The plan would eliminate the National Weather Service’s role as a forecaster, relegating the agency to only collecting data—which private companies could use to create their own forecasts. This has been a goal in some conservative circles for many years; in 2005 then senator Rick Santorum of Pennsylvania introduced a bill to codify such a change into law. John Morales, a former NWS meteorologist who now works as a consultant, expressed his “alarm” at such proposals. “The U.S. economy grows as a result of our robust research, innovation, forecasts and warnings” from the NWS and NOAA, he says. These proposals “just make absolutely no sense.”

3 thoughts on “Project 2025’s Anti Science Agenda Would Cost Lives”


  1. Here’s a personal version the Cheeto Caligula can have put up:

    You shall have no other gods before Me.
    Except me. And profit. And white people. And men.
    You shall not make idols.
    Fine.
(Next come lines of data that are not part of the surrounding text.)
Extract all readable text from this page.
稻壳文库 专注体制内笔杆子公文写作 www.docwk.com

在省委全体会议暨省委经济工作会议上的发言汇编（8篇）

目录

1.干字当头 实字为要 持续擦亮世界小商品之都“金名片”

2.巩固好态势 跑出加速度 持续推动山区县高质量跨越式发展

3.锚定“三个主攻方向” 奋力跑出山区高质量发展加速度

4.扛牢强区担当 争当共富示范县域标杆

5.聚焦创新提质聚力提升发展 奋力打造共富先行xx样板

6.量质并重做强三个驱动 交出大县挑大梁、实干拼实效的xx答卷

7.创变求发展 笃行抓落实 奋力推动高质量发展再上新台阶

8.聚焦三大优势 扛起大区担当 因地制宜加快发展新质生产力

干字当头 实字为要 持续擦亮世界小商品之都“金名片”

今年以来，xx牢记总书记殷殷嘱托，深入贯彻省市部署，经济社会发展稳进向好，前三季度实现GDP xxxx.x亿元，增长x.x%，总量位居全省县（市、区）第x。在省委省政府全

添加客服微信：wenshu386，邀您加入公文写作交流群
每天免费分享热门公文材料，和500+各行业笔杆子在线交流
I’ll let em have that one.
    You shall not take the name of the LORD your God in vain.
    Fer Chrissake, why. RUKM?
    Remember the Sabbath day, to keep it holy.
    Huh? Remember what?
    Honor your father and your mother.
    My father was an abusive narcissistic psychopath. I honor him by being just like him.
    You shall not murder.
    Except Democrats. And Greens. And reporters. And pregnant women. And other women. And Muslims. And anyone else I don’t like.
    You shall not commit adultery.
    Riiiight.
    You shall not steal.
    But I’m already rich. I’m allowed. Stealing from libruls is OK. Like, elections.
    You shall not bear false witness against your neighbor.
    All my neighbors are rich white guys, so I won’t. Until I need to.
    You shall not covet.
    Unless it’s something I want.


  2. Project 2025 depends on Congress, not just the President. If Republicans did control all 3 parts then funding for climate research would have to be found privately outside of the federal budget

    New York, California could take over funding it through taxes or it would have to be by private donations.